CEO Gary Friedman's total compensation for fiscal 2025 was $1,262,000 — consisting almost entirely of a $1,250,000 base salary plus a $12,000 car allowance, with no bonus paid and no new equity grants — which is very modest for a CEO of a $2–3 billion revenue luxury retailer and almost certainly within or below benchmark for this title, sector, and market cap. The prior year say-on-pay vote received 98% support, well above the 70% threshold.
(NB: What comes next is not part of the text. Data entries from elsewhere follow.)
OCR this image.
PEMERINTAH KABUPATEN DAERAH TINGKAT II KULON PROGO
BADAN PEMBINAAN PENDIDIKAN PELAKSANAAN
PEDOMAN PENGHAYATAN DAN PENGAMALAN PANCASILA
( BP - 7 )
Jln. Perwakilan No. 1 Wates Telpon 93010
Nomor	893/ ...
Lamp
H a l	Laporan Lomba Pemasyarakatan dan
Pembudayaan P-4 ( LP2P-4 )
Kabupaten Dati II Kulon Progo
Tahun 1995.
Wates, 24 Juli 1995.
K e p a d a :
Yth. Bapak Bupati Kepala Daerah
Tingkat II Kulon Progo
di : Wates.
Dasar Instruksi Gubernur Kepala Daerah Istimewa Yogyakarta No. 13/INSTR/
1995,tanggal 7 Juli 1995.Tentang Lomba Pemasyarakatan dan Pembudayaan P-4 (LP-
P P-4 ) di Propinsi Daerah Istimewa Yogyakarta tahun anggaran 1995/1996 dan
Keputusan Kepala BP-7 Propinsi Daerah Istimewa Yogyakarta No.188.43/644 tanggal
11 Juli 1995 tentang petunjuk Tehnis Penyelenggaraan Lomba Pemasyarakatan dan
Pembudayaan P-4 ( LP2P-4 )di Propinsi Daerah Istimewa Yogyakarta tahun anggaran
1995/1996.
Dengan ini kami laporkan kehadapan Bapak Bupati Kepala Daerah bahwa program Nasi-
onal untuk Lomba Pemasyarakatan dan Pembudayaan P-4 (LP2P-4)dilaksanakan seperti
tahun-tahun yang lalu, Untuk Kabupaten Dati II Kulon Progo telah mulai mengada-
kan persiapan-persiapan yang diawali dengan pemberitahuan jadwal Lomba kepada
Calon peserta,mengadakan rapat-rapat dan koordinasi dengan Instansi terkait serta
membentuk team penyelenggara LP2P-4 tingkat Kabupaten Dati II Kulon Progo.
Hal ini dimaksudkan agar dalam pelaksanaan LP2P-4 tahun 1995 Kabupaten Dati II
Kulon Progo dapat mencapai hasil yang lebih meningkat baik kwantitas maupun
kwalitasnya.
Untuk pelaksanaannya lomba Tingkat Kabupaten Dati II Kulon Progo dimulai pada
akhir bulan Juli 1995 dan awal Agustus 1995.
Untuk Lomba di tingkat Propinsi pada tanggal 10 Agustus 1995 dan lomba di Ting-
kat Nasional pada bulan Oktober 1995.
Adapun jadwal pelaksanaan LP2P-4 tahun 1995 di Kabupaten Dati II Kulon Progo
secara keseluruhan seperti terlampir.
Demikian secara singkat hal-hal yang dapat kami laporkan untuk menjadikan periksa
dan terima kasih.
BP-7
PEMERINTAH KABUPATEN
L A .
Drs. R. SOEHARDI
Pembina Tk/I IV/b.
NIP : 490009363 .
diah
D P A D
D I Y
While the stock has performed poorly over three and five years, the CEO's pay program is effectively fixed compensation with no above-benchmark incentive awards to scrutinize for pay-for-performance misalignment, meaning the incentive structure is not rewarding executives while shareholders suffer — in fact the opposite is true, as no bonuses or new equity were granted to the CEO at all in fiscal 2025.

Auditor Ratification

✓ FOR

Auditor

PricewaterhouseCoopers LLP

Tenure

N/A

Audit Fees

$4,255,686

Non-Audit Fees

$919,468

Non-audit fees (tax fees of $917,468 plus other fees of $2,000, totaling $919,468) represent approximately 21.6% of audit fees ($4,255,686), well below the 50% threshold that would raise independence concerns; PwC is a Big 4 firm appropriate for RH's size; auditor tenure is not disclosed in the filing so the tenure trigger cannot fire per policy; and no material restatements are disclosed.

Overall Assessment

RH's 2026 annual meeting ballot is straightforward with no contested elections or stockholder proposals. The most notable feature is the CEO's unusually low total compensation of $1.26 million — no bonus and no new equity — despite leading a $3+ billion revenue company through a period of significant stock price decline, which makes the say-on-pay vote a clear FOR; the auditor fee structure is clean with non-audit fees well within acceptable limits.